Unity is a requirement for oxen to be productive and marriage is no different. When two oxen are placed under a yoke it’s the farmer who brings them together, the farmer who lines them up, and it’s the oxen who stay in place – submitting to the farmer as he places the yoke upon them. Sounds a lot like the role that God plays in a proper marriage doesn’t it? Ultimately, two oxen won’t need to continually stop and be re-adjusted if they start by lining up straight in the first place. Another important thing to remember: the oxen need to be similar in size and kind or there’s little that can be done to make them productive. A donkey and an Ox aren’t meant to pull together. The Apostle Paul commanded, “Do not be unequally yoked with unbelievers. For what partnership has righteousness with lawlessness? Or what fellowship has light with darkness?(2 Corinthians 6:14). Always wise practice to go with the God’s word when it comes to life long commitments.

  1. OXEN ARE PURPOSED TO WORK

Farmers don’t yoke their oxen for show and they certainly don’t do it for fun – it’s an important part of their purpose. In short, they were meant for work! In the same way, marriage exists to produce. The “work” of marriage should produce holiness, it should produce godly children, it should produce a dependence on the grace of God, and it should produce a clear (yet still not fully complete) picture of Christ and the church. John Piper famously once write that “God designed marriage not to make you happy but to make you holy.”William Tyndale said, “Marriage was ordained for a remedy and to increase the world and for the man to help the woman and the woman the man, with all love and kindness.”Anyone familiar with Malachi 2:15 understands that God wants godly generations to come out of godly marriages. It’s safe to say that marriage is work and that work is our purpose for being yoked together. Talk about de-romanticizing the Disney version of marriage in a day and age where everything is about being happy and living happily-ever-after.
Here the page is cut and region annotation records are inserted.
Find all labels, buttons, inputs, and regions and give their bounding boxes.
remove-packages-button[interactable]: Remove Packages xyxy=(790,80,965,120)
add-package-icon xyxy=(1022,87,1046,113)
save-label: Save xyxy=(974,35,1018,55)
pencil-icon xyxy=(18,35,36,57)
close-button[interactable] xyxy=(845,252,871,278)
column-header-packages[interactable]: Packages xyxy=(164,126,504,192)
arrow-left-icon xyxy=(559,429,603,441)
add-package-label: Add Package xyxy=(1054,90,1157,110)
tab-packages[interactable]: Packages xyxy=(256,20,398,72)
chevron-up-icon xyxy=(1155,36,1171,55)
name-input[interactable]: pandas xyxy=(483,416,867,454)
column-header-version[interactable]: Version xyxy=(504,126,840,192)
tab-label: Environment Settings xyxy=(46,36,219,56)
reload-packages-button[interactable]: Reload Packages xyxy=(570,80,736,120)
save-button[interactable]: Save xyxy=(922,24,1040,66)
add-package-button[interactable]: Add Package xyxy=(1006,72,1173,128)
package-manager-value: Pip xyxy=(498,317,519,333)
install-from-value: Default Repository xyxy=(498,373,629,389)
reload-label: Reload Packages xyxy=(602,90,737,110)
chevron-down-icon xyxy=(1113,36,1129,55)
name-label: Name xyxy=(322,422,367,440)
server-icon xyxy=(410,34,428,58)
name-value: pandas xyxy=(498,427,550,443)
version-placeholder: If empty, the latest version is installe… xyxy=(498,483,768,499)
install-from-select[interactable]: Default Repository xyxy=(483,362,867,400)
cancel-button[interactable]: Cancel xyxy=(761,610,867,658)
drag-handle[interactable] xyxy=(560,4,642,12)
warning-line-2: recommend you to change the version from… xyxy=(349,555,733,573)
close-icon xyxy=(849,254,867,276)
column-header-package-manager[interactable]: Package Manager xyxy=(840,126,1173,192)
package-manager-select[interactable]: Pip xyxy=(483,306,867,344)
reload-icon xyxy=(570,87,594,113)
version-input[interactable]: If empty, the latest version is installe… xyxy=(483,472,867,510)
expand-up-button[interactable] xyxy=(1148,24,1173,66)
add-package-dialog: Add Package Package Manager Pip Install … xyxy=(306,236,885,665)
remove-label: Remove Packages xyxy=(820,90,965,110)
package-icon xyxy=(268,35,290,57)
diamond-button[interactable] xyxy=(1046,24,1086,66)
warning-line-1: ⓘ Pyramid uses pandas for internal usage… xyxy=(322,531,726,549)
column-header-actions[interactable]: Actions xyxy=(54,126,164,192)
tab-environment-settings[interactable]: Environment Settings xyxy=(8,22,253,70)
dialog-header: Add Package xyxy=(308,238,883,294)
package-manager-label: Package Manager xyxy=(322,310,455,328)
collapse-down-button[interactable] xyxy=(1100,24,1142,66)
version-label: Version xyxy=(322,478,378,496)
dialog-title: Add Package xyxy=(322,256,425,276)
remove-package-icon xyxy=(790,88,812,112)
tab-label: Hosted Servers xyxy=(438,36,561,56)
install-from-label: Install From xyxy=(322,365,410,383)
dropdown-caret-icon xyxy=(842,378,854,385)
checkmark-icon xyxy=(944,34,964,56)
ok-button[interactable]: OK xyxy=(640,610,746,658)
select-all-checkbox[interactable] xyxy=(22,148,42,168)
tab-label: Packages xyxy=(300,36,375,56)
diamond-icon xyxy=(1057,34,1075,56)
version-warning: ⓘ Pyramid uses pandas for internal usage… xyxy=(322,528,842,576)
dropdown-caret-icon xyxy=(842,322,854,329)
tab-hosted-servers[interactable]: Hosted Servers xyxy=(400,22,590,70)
Like it or not, it’s true. But don’t lose heart! Love is still as foundational as ever in marriage because who wants to do all that work with someone they don’t love? And all the hopeless romantics said, “Amen.”

  1. OXEN ARE BETTER TOGETHER

Have you ever seen two oxen plowing together? A quick YouTube search will prove this simple fact to be true: they are better together! One 1500lbs ox can do some damage, but two yoked together are unstoppable. It’s amazing what oxen can do when there’s two – and marriage is no different. God intended for both men and women to accept their roles, follow His design, and stick to His purpose. There’s no success in a lone-ranger marriage. A true Christian marriage is a shared mind, shared body, shared emotions, shared goals, and shared direction. It’s you-win-I-win, you-lose-I-lose. In many cultures the concept of “better together” is so prioritized that as a symbol of unity they chain a young couple together during the wedding and sometimes longer. When Jesus said, “…they are no longer two, but one flesh. What therefore God has joined together, let no man separate” (Matthew 19:6), He was making the commitment of marriage crystal clear. When a man and woman stand to pledge themselves to one another on the wedding day, they are partaking in a gracious gift God gave humanity, and receiving of His blessings. Consequently, when they break those vows, they are not consciously uncoupling or agreeing to disagree…they are offending God and turning their backs on their vows to Him as the One who declared, “I hate divorce”(Malachi 2:16).

So there you have it. Marriage advice from the most unlikely of places. Thank God for oxen and thank God for grace!